Casa de Rueda foi incendiada em Pernambuco (Foto: Arquivo)

No inquérito que investigou o incêndio na casa de praia do presidente do União Brasil, Antônio Rueda, em Toquinho, no Litoral sul de Pernambuco, a Polícia Civil detalhou o que aconteceu no dia 11 de março de 2024.

O inquérito indiciou quatro pessoas, sendo dois vigilantes e duas empregadas domésticas.

Ele não aponta, no entanto, o motivo do crime nem se existe um mandante.

A princípio, foi cogitada a possibilidade crime com fundo político, em virtude de disputas internas no partido.

Além da casa de Rueda, houve incêndio na residência de uma irmã dele, Emília Rueda.

O inquérito, obtido pelo Diario, foi feito a partir do Boletim de Ocorrência registrado pelo representante das vítimas, o advogado Clovis Cavalcanti Ramos Neto.

Ele relatou ter recebido uma ligação de Maria Emília entre 19h e 20h, solicitando que se deslocasse até a residência em questão, após receber informações de funcionários do condomínio sobre um incêndio nas residências dela e de seu irmão, que são vizinhas.

“O depoente afirmou que, aparentemente, o incêndio tinha motivações criminosas”, mostra o inquérito policial.

Logo depois, a polícia enviou equipes para o local. Foram, então, feitas uma perícia no local do crime e a solicitação de imagens de câmeras de segurança das proximidades.

“O local em questão é classificado como um condomínio de alto padrão, com a maior parte das residências sendo ocupadas esporadicamente ao longo do ano, permanecendo sob a vigilância de pessoas contratadas pelos proprietários.
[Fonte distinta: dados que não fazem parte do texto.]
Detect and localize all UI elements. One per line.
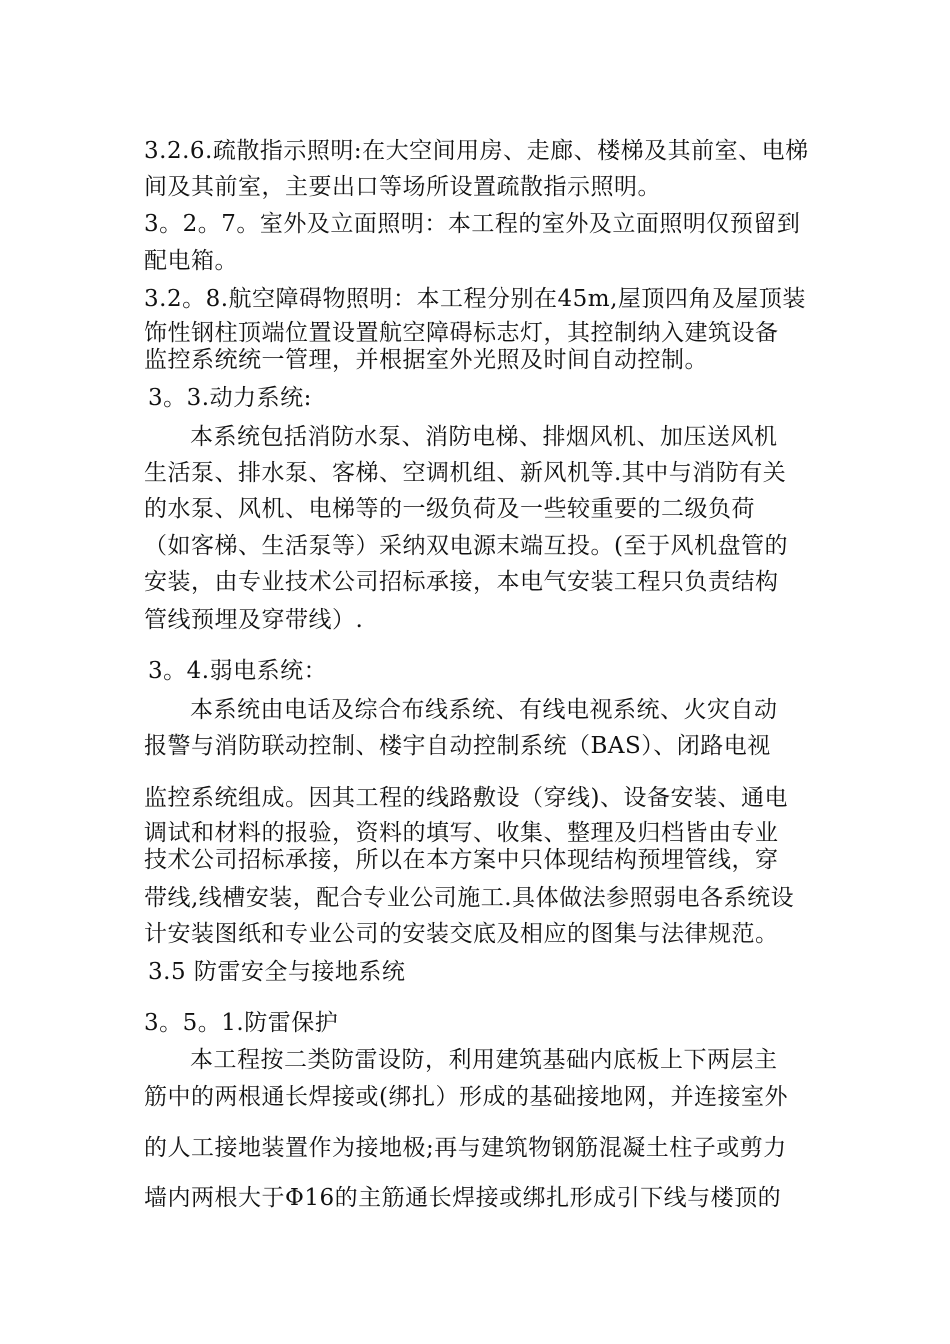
- subsection-heading: 3。5。1.防雷保护: [144, 1010, 339, 1036]
- text-line: 饰性钢柱顶端位置设置航空障碍标志灯，其控制纳入建筑设备: [144, 320, 779, 346]
- text-line: 本系统包括消防水泵、消防电梯、排烟风机、加压送风机: [190, 424, 778, 450]
- text-line: 3。2。7。室外及立面照明：本工程的室外及立面照明仅预留到: [144, 211, 801, 237]
- text-line: 间及其前室，主要出口等场所设置疏散指示照明。: [144, 174, 661, 200]
- text-line: 墙内两根大于Φ16的主筋通长焊接或绑扎形成引下线与楼顶的: [144, 1185, 782, 1211]
- text-line: 配电箱。: [144, 248, 238, 274]
- text-line: 3.2.6.疏散指示照明:在大空间用房、走廊、楼梯及其前室、电梯: [144, 138, 809, 164]
- section-heading: 3.5 防雷安全与接地系统: [148, 959, 406, 985]
- text-line: 的人工接地装置作为接地极;再与建筑物钢筋混凝土柱子或剪力: [144, 1135, 787, 1161]
- text-line: 报警与消防联动控制、楼宇自动控制系统（BAS）、闭路电视: [144, 733, 771, 759]
- text-line: 本工程按二类防雷设防，利用建筑基础内底板上下两层主: [190, 1047, 778, 1073]
- text-line: 管线预埋及穿带线）.: [144, 607, 364, 633]
- text-line: 计安装图纸和专业公司的安装交底及相应的图集与法律规范。: [144, 921, 779, 947]
- text-line: 本系统由电话及综合布线系统、有线电视系统、火灾自动: [190, 697, 778, 723]
- text-line: （如客梯、生活泵等）采纳双电源末端互投。(至于风机盘管的: [144, 533, 788, 559]
- section-heading: 3。4.弱电系统：: [148, 658, 328, 684]
- text-line: 筋中的两根通长焊接或(绑扎）形成的基础接地网，并连接室外: [144, 1084, 788, 1110]
- text-line: 生活泵、排水泵、客梯、空调机组、新风机等.其中与消防有关: [144, 460, 787, 486]
- section-heading: 3。3.动力系统:: [148, 385, 312, 411]
- text-line: 3.2。8.航空障碍物照明：本工程分别在45m,屋顶四角及屋顶装: [144, 286, 806, 312]
- text-line: 的水泵、风机、电梯等的一级负荷及一些较重要的二级负荷: [144, 496, 755, 522]
- text-line: 监控系统组成。因其工程的线路敷设（穿线)、设备安装、通电: [144, 785, 788, 811]
- text-line: 监控系统统一管理，并根据室外光照及时间自动控制。: [144, 347, 708, 373]
- text-line: 技术公司招标承接，所以在本方案中只体现结构预埋管线，穿: [144, 847, 779, 873]
- text-line: 带线,线槽安装，配合专业公司施工.具体做法参照弱电各系统设: [144, 885, 795, 911]
- text-line: 安装，由专业技术公司招标承接，本电气安装工程只负责结构: [144, 569, 779, 595]
- text-line: 调试和材料的报验，资料的填写、收集、整理及归档皆由专业: [144, 820, 779, 846]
Em razão da presença de segurança privada, poucas residências instalaram câmeras de vigilância próprias, uma vez que o condomínio dispõe de sistema de monitoramento”, informa o documento da polícia.

Ainda segundo o inquérito, nas imediações das residências incendiadas, há uma câmera de segurança instalada em um poste na via pública, a qual registrou o início do incêndio em uma das casas.

“O vídeo capturado evidencia o ambiente escuro e também o surgimento das chamas na mencionada residência”, acrescenta.

Detalhes

Assinado pelo delegado Ney Luiz, o documento disse que, nas imagens, após o aparecimento da luminosidade provocada pelo fogo, é possível visualizar pelo menos uma pessoa próxima ao foco do incêndio, que, em seguida, “empreende fuga”, aparentemente pelos fundos da residência, em direção ao manguezal.

No vídeo, é possível comprovar a presença e fuga dessa pessoa entre 5 minutos e 25 segundos e 5 minutos e 34 segundos.

“Diante desses elementos, restou evidente que a dinâmica do delito foi cuidadosamente planejada, levando em consideração a escassez de câmeras de segurança no local e o horário em que o crime foi praticado, após o anoitecer. Ademais, das peculiaridades da região decorrem várias possibilidades de fuga, sobretudo considerando que as casas incendiadas podem ser acessadas por barco/lancha e por tal meio tornam-se ainda mais diversificadas as possíveis rotas de fuga”.

Fogo

O inquérito informou, ainda, que o Instituto de Criminalística eliminou, quanto às causas que deram início ao fogo, as hipóteses de curto-circuito, combustão espontânea ou ação da natureza.

“As imagens das câmeras de vigilância do condomínio confirmaram uma atividade suspeita no momento em que o incêndio começou, reforçando a conclusão de que o incêndio foi provocado de forma criminosa intencional. Além disso, a perícia revelou que a entrada dos suspeitos em uma das casas se deu mediante arrombamento de uma das portas”.